As an investment, Israeli companies have much to offer thanks to their different approach to western methodologies. Primarily, they don’t carry much debt — if at all — thereby promoting a more conservative style. However, exceptions exist. Unfortunately, Teva Pharmaceuticals (NYSE:TEVA) is a prime example. TEVA stock is down almost 37% this year, compared to about a 17% gain for the iShares MSCI Israel Capped ETF (NYSEArca:EIS), which has the drug maker in the top three of its 76 holdings.
From a fundamental and legal perspective, it’s hard to find a more embattled name than Teva Pharmaceuticals. Although it’s the world’s leading generic drug manufacturer, TEVA has made headlines for all the wrong reasons. Worryingly, the company finds itself in the epicenter of the opioid crisis, which has powerful generation implications.
To be fair, Teva stock isn’t the only culprit in this health and societal epidemic. Big pharmaceuticals like Johnson & Johnson (NYSE:JNJ) have also faced costly litigation involving this raging calamity. However, what separates TEVA from other embattled pharmaceuticals is that its legal problems seemingly have no bounds.
For instance, our own David Moadel laid out the harsh realities surrounding the generic drug maker, including its price-fixing scandal. As of December 2019, 44 states are suing 20 generic specialists, including Teva. Particularly, Connecticut Attorney General William Tong decried this scandal as “the largest cartel case in the history of the United States.”

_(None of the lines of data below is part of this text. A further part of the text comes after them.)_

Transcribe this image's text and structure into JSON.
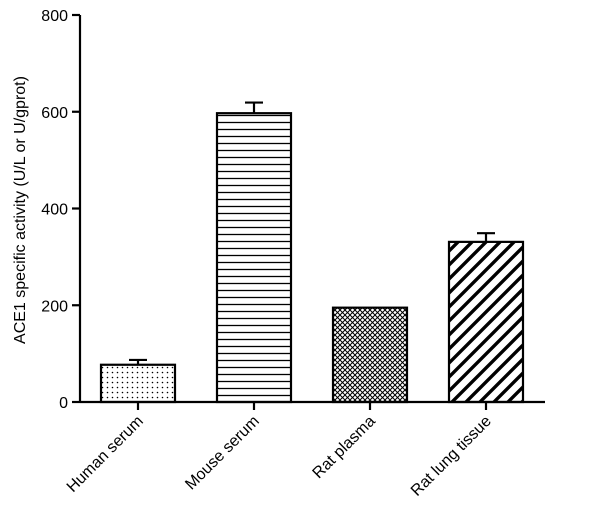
{
  "chart_data": {
    "type": "bar",
    "title": "",
    "xlabel": "",
    "ylabel": "ACE1 specific activity (U/L or U/gprot)",
    "ylim": [
      0,
      800
    ],
    "yticks": [
      0,
      200,
      400,
      600,
      800
    ],
    "categories": [
      "Human serum",
      "Mouse serum",
      "Rat plasma",
      "Rat lung tissue"
    ],
    "values": [
      77,
      597,
      195,
      331
    ],
    "errors": [
      10,
      22,
      0,
      18
    ],
    "patterns": [
      "dots",
      "horizontal-lines",
      "crosshatch",
      "diagonal-lines"
    ],
    "grid": false,
    "legend": "none"
  }
}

Even worse for Teva stock, the allegations indicate that the firms in question colluded willfully and knowingly. The New York Times’ Heather Murphy wrote that the conspirators “avoided written records by coordinating instead at industry meals, parties, golf outings and other networking events.”
If so, that augurs incredibly poorly for Teva stock holders. Yet shares are up nearly 50% since the beginning of October. Is this merely the law of small numbers at work or is there something more here?
Possible Pathway for Teva Stock
If you have any aversion to risk, you must reconsider your options. As my colleague David points out, investors shouldn’t fight the tape. And they certainly shouldn’t fight the government. Although it’s hackneyed advice, it’s nonetheless relevant: better choices exist … and they are plentiful.
While TEVA undoubtedly risks catastrophic losses from the combination of litigation and awful public perception, it also has a pathway toward market profitability. Indeed, it might even be a legitimate contrarian opportunity.
The reason I’m making this outlandish statement is that not all litigatory actions are the same. Definitely, not all PR nightmares have the same impact. If TEVA was involved in a competitive and discretionary industry, I’d wholeheartedly agree with David. Cynically, though, the underlying company offers vital services, both societally and economically.
While the drug maker faces a criminal investigation involving the opioid crisis, again, not all crimes are the same. What I’m getting at is that Americans are willing to forgive criminals if they provide salvageable benefits for society.
For example, former Nazi scientists helped develop our space program. And no, this is not an Alex Jones-style conspiracy. Even NASA admits this. If the U.S. government can forgive Nazi officers — and provide them a pathway to American citizenship, no less — I’m sure TEVA will receive a balanced, not crippling consequence.
More importantly, we have precedence for dealing generously or patiently with bad players in big pharma. A few months back, I wrote that:
a surprising number of companies have successfully fought back from scandals. Most notably in this sector, health investigators discovered that Merck’s (NYSE:MRK) arthritis drug Vioxx caused multiple heart attacks. That wasn’t all: those heart attacks led to 38,000 deaths.
However, Merck recovered rather quickly from the scandal despite killing people.
Another point we should discuss is that while price gouging in the pharmaceutical industry obviously carries terrible optics, in many ways, it’s a necessary evil.
A prime example is TEVA’s generic copy of Valeant Pharmaceuticals’ Syprine drug, which treats a rare condition called Wilson’s disease. Valeant pumped the price of Syprine to $21,267 in 2015. The generic wasn’t much of a discount at $18,375.
However, Wilson’s disease only affects about 1 in 30,000 people worldwide. Then, factor in that the world extends beyond our myopic American utopia. Considering the seven billion-plus people on earth, the annual average salary of an earthling translates to approximately $10,000.
Tell me, how do pharmaceuticals for rare disease make their money? Unfortunately, by gouging American patients (or their insurance companies).
Granted, this situation is a mess. But let’s not pretend that TEVA is the only bad player in this corrupt industry. And let’s also not pretend that the company won’t find a reprieve because it will. Given their specialty, we really have no choice.
As of this writing, Josh Enomoto did not hold a position in any of the aforementioned securities.